FINRA Suspends Broker Derek Rehil for Misrepresenting Client Call Details: What You Need to Know

FINRA brokercheck

This week, the Financial Industry Regulatory Authority (FINRA) emphasized the significance of maintaining accurate client records by suspending a broker accused of misrepresenting customer call details.

Derek Rehill, a 24-year industry veteran, received a two-month suspension for allegedly breaching FINRA’s Rule 2010, which mandates brokers to adhere to “high standards.” Rehill is accused of recording incorrect details from four customer calls, as stated in a settlement letter finalized on Monday.

Between 2019 and 2020, Rehill allegedly created notes that inaccurately represented clients’ investment goals and risk tolerances, according to FINRA. While working at Joseph Stone Capital, Rehill claimed that three clients had confirmed a “speculative” risk tolerance when they had not.

In one instance, a client requested a long-term investment strategy rather than frequent buying and selling. In another case, Rehill failed to inquire about a client’s risk tolerance, as per FINRA.

Rehill, who is currently registered with New York-based VCS Venture Securities, was unavailable for immediate comment. A spokesperson for VCS declined to comment on the matter.

FINRA did not disclose how the note-taking discrepancies were discovered or if they possessed recordings to substantiate the conversations. In September, FINRA ordered Joseph Stone to pay $1 million in restitution to clients whose accounts were excessively traded.

Joseph Stone had instructed Rehill to periodically verify objectives for customer accounts that the company considered “actively traded.” Rehill left the firm voluntarily in 2021, as per the settlement.

Due to Rehill’s demonstrated inability to pay, FINRA did not impose any monetary sanctions, according to the settlement.

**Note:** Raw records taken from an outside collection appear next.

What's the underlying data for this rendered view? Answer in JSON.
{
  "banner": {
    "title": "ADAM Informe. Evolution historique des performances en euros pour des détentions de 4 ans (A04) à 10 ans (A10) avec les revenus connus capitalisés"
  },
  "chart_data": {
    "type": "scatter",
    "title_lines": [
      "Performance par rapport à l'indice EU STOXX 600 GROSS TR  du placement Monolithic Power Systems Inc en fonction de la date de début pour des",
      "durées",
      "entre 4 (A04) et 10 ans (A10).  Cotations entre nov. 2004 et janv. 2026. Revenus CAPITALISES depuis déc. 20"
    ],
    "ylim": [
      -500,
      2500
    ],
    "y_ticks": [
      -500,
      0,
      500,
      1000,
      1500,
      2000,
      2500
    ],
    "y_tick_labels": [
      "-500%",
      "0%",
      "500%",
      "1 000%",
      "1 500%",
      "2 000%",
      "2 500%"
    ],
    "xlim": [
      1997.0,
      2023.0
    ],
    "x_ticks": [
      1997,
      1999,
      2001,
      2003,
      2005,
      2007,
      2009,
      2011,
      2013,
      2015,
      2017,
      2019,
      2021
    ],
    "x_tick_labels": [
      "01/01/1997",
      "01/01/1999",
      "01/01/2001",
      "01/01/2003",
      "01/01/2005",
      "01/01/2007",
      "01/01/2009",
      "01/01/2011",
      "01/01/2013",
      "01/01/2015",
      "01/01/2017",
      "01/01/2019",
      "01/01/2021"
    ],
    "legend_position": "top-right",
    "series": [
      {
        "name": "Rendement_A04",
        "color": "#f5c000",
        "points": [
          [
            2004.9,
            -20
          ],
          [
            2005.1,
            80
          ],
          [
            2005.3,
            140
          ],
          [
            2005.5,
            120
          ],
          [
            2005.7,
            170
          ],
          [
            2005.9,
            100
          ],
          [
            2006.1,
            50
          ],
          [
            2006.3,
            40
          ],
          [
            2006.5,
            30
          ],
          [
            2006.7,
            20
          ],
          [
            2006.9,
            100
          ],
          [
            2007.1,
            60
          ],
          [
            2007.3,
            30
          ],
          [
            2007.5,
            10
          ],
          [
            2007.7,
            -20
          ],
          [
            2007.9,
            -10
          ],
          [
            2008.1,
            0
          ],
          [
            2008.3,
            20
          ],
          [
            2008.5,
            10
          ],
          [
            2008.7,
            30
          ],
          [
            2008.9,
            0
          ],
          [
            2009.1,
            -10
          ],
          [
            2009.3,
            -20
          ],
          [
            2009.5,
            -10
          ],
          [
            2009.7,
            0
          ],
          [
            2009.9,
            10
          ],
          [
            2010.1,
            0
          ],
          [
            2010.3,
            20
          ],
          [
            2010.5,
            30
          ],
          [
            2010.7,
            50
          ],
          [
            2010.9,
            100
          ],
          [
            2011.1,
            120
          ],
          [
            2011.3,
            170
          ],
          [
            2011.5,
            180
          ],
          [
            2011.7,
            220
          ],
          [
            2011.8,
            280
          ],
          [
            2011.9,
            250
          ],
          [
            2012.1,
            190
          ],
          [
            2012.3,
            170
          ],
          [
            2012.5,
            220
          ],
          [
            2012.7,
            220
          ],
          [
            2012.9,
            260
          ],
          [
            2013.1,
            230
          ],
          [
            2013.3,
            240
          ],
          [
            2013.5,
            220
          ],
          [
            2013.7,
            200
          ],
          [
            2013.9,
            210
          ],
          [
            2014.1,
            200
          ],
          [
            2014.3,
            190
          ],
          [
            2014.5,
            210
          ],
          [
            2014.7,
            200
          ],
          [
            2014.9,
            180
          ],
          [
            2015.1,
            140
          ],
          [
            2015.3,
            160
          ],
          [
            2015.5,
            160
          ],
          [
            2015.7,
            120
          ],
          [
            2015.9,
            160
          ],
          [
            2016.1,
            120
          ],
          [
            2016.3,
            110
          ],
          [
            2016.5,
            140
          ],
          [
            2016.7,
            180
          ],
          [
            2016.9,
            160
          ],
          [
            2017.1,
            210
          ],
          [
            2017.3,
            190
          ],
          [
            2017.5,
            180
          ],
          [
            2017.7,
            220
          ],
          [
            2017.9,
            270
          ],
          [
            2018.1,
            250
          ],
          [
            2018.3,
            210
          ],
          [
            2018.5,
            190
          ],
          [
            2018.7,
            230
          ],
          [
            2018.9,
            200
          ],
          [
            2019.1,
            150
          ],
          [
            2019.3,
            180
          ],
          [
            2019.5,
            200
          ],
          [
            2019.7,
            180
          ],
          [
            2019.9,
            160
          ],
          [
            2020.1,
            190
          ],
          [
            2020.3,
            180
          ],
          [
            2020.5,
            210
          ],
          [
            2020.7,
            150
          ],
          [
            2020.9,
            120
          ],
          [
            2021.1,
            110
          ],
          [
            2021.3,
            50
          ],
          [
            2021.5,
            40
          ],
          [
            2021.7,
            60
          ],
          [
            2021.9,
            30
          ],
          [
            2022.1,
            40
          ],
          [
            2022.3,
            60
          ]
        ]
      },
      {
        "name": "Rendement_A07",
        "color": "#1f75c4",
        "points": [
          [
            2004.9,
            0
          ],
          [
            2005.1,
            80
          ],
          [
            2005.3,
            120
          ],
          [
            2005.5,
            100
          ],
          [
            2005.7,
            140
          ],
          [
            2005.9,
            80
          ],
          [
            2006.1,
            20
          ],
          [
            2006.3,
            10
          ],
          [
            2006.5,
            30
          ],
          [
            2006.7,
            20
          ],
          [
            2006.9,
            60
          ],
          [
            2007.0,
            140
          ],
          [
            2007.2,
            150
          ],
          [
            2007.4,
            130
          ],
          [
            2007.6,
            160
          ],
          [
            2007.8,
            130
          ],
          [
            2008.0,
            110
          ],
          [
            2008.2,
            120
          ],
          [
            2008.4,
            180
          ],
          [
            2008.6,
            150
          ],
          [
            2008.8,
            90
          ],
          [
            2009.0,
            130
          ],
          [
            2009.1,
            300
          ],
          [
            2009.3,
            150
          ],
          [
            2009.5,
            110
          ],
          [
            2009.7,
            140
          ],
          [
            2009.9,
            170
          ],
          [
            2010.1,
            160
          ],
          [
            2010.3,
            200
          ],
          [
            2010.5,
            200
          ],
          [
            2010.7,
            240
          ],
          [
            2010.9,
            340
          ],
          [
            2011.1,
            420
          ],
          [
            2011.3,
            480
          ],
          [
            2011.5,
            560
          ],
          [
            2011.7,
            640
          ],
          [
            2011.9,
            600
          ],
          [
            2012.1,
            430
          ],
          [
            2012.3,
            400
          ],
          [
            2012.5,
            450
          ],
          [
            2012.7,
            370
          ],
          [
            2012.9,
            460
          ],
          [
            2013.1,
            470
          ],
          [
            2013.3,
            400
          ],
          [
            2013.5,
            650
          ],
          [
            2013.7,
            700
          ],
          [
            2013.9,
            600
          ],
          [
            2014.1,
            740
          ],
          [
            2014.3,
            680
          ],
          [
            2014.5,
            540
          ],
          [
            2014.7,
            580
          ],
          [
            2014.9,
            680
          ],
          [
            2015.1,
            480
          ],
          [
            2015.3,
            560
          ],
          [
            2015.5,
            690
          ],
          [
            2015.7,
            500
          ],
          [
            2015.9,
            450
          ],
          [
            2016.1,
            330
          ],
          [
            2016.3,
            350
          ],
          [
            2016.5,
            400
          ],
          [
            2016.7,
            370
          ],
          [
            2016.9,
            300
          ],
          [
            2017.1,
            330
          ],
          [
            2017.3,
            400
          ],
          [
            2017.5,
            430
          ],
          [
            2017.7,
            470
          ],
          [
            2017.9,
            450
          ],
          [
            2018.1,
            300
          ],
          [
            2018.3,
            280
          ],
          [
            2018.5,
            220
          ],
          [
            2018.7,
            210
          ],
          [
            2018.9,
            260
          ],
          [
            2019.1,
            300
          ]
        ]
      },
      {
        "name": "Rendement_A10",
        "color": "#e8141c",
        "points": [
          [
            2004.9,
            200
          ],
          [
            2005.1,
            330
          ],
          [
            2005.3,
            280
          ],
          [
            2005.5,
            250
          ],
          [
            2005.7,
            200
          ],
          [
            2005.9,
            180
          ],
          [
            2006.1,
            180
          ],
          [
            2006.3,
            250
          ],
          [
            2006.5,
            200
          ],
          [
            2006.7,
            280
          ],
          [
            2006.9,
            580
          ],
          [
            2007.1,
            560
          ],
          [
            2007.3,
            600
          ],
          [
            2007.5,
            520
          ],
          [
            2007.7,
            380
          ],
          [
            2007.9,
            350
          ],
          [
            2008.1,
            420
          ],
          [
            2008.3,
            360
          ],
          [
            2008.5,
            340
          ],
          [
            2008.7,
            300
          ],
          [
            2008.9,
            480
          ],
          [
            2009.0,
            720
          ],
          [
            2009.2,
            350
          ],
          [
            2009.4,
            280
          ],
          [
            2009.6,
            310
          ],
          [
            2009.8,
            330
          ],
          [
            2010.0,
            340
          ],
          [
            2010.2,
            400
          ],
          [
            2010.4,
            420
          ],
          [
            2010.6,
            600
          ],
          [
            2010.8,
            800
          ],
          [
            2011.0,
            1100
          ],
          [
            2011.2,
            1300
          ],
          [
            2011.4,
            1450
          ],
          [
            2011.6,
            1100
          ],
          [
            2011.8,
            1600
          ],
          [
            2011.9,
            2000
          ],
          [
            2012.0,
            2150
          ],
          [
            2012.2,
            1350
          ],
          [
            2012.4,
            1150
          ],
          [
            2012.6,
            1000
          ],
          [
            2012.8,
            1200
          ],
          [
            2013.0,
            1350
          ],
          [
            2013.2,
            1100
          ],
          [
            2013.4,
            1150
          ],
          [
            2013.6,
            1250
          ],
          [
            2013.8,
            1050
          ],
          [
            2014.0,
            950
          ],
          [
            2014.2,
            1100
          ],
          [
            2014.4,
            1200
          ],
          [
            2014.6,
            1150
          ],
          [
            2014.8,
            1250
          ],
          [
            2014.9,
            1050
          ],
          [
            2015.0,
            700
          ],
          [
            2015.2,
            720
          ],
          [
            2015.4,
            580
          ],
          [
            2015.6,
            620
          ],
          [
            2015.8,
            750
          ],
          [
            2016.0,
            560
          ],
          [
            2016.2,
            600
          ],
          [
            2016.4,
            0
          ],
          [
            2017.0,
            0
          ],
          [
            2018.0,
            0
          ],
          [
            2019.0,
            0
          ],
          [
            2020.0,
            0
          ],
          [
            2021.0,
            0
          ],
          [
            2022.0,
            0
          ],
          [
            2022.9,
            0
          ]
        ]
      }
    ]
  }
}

Rehill first registered as a broker in 1998 at Gene Gaines Berland Inc. and worked at 12 different firms, including one that was later expelled from the industry, before joining Joseph Stone in 2016. BrokerCheck reveals that firms have been increasing customer documentation requirements in response to heightened regulatory scrutiny and as a means of protecting themselves against customer complaints.

How does FINRA regulate stock brokers?

FINRA, short for the Financial Industry Regulatory Authority, is like a watchdog for the US securities industry. Its job is to keep an eye on brokerage firms and stockbrokers to make sure they’re playing by the rules and treating investors fairly. Here’s how FINRA does its thing:

  1. Registration: To work as a stockbroker, you’ve got to pass some exams and register with FINRA. This helps make sure brokers know their stuff and can do their job right.
  2. Licensing: After passing the exams, stockbrokers need a license to work in their state. This usually means background checks, fingerprinting, and other steps to show they’re legit.
  3. Rules and standards: FINRA has a bunch of rules its members need to follow. These rules cover everything from advertising and talking to the public to making investment recommendations and handling people’s money.
  4. Continuing education: Stockbrokers can’t just coast after they get their license. They need to keep learning through continuing education programs. This helps them stay up-to-date with any changes in the industry.
  5. Monitoring and surveillance: FINRA keeps a close eye on what its members are doing. They use high-tech tools and old-fashioned human oversight to watch for any signs of trouble or rule-breaking.
  6. Examinations and audits: Every now and then, FINRA will check in on its member firms to make sure they’re following the rules. These check-ups can be routine or focused on specific concerns.
  7. Enforcement and discipline: If a stockbroker or firm breaks the rules, FINRA doesn’t mess around. They can issue fines, suspend brokers, or even kick them out of the industry. But the SEC (Securities and Exchange Commission) has the final say on any punishments.
  8. Investor education and protection: FINRA wants investors to know what’s up, so they offer resources, publications, and outreach programs. They also run BrokerCheck, a free online tool that lets people dig into the background and disciplinary history of brokers and firms.

In short, FINRA’s role is to keep the US securities industry in check, making sure stockbrokers and firms are following the rules so that investors are protected and everything stays on the up-and-up.